Mathematician and cryptanalyst Alan Turing—aided by a colorful group of scholars, linguists, chess champions, and intelligence officers—is credited with cracking the previously unbreakable codes of Germany’s Enigma machine during World War II. Turing was a pioneer of modern computing who also led a tortured personal life, and was arrested after the war for homosexuality.
Benedict Cumberbatch portrays Alan Turing; Keira Knightley co-stars.
The screening will be followed by a discussion with the film’s screenwriter Graham Moore, along with physicist and author Janna Levin (A Madman Dreams of Turing Machines). Journalist Faith Salie will moderate the conversation.
DCP courtesy of the Weinstein Company.
Tickets are $25 for adults and $15 for students.
World Science Festival’s “Science and Story” series gathers the world’s foremost writers and thinkers to discuss how they craft stories that bring the vitality and wonder of science to life.
This program is supported by the Alfred P. Sloan Foundation as part of its Public Understanding of Science and Technology Initiative.
Faith Salie is an Emmy-winning contributor to CBS News Sunday Morning and a panelist on NPR’s Wait Wait . . . Don’t Tell Me! Her first book, Approval Junkie, was just published by Crown and chronicles her meaningful/embarrassing lifelong quest for validation.
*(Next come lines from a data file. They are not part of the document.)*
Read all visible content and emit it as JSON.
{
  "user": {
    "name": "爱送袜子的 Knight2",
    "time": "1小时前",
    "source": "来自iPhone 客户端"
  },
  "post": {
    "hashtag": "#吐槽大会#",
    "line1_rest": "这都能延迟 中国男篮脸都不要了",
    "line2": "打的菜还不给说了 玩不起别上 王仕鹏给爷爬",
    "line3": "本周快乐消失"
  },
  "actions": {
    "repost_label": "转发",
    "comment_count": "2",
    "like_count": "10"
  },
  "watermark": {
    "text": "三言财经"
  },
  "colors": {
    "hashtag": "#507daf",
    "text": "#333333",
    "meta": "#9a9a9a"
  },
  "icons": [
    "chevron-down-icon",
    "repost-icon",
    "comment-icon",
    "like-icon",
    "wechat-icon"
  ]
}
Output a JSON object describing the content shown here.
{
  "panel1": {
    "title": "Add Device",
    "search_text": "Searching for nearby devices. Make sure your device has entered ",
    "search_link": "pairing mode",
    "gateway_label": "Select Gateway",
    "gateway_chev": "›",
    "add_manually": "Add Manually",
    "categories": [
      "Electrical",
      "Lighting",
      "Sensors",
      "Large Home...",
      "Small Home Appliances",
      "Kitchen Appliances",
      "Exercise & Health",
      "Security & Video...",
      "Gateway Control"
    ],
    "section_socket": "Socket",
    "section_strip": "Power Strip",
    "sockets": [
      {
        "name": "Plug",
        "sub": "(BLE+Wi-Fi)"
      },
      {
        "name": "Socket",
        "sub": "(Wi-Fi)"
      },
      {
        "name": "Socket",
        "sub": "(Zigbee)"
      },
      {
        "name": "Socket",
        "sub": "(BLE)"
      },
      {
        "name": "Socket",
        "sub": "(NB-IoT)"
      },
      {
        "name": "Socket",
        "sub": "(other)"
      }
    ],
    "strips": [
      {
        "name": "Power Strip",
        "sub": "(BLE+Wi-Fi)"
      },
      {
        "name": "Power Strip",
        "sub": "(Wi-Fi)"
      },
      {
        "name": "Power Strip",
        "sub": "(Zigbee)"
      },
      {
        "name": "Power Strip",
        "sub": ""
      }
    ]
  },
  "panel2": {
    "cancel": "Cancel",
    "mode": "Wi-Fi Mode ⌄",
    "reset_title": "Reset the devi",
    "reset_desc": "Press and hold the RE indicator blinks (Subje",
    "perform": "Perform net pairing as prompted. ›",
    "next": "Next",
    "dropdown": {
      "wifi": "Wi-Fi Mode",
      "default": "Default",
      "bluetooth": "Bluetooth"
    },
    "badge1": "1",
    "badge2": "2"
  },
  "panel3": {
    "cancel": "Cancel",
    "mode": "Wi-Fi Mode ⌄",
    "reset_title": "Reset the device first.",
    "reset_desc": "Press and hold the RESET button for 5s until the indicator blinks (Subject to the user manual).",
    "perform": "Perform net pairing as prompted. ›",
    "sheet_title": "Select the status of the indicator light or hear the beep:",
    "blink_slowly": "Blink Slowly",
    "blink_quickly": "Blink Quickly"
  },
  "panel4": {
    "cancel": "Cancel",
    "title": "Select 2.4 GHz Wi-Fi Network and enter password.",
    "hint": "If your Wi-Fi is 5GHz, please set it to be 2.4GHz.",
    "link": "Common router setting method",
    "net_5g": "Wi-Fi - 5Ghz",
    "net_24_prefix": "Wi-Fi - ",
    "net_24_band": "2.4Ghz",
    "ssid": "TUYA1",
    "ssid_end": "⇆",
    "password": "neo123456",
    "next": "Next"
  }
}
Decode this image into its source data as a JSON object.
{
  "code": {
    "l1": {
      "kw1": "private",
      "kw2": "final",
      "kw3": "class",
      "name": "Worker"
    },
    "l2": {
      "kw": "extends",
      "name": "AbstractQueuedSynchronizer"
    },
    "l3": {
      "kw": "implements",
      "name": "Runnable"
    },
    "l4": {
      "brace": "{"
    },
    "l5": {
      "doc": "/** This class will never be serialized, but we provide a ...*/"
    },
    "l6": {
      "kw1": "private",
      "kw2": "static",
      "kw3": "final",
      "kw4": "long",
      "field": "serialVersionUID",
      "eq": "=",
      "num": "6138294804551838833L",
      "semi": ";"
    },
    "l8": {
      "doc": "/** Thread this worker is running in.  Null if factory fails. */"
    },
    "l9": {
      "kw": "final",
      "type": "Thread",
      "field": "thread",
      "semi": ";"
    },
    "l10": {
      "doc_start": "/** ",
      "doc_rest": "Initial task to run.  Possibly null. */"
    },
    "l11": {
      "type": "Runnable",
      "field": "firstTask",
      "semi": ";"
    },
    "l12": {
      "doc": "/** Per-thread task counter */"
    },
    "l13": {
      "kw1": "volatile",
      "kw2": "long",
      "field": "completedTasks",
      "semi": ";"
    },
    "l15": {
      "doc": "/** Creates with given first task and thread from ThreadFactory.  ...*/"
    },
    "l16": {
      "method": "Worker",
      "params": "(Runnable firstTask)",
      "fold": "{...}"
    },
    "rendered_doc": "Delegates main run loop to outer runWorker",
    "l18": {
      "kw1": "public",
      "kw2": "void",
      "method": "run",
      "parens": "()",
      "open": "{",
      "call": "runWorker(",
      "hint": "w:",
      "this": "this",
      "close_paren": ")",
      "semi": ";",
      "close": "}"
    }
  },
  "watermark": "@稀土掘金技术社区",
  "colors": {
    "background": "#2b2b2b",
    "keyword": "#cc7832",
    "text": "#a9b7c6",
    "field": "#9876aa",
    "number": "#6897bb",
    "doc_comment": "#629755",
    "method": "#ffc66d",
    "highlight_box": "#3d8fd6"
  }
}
She is a host of the PBS and CUNY.org show, Science Goes to the Movies. Salie is a Rhodes scholar whose classmates went on to become governors and Pulitzer Prize winners, while she landed on a Star Trek collectible trading card worth hundreds of cents.
Janna Levin is a professor of physics and astronomy at Barnard College of Columbia University and the author of Black Hole Blues and Other Songs from Outer Space. She is also director of sciences at Pioneer Works, a center for arts and sciences in Brooklyn, and has contributed to an understanding of black holes, the cosmology of extra dimensions, and gravitational waves in the shape of spacetime. Her previous books include How the Universe Got Its Spots and a novel, A Madman Dreams of Turing Machines, which won the PEN/Bingham Prize. She was recently named a Guggenheim fellow.
Graham Moore is a screenwriter and author, best known for his New York Times best-selling debut novel The Sherlockian, published in 2010. The Alan Turing biopic The Imitation Game, starring Benedict Cumberbatch and based upon an adapted screenplay by Moore was released in November 2014. Moore is currently writing the screenplay for the film adaption of The Devil in the White City, starring Leonardo DiCaprio. Moore attended Columbia University and worked as a sound engineer in the music business before becoming a full-time writer.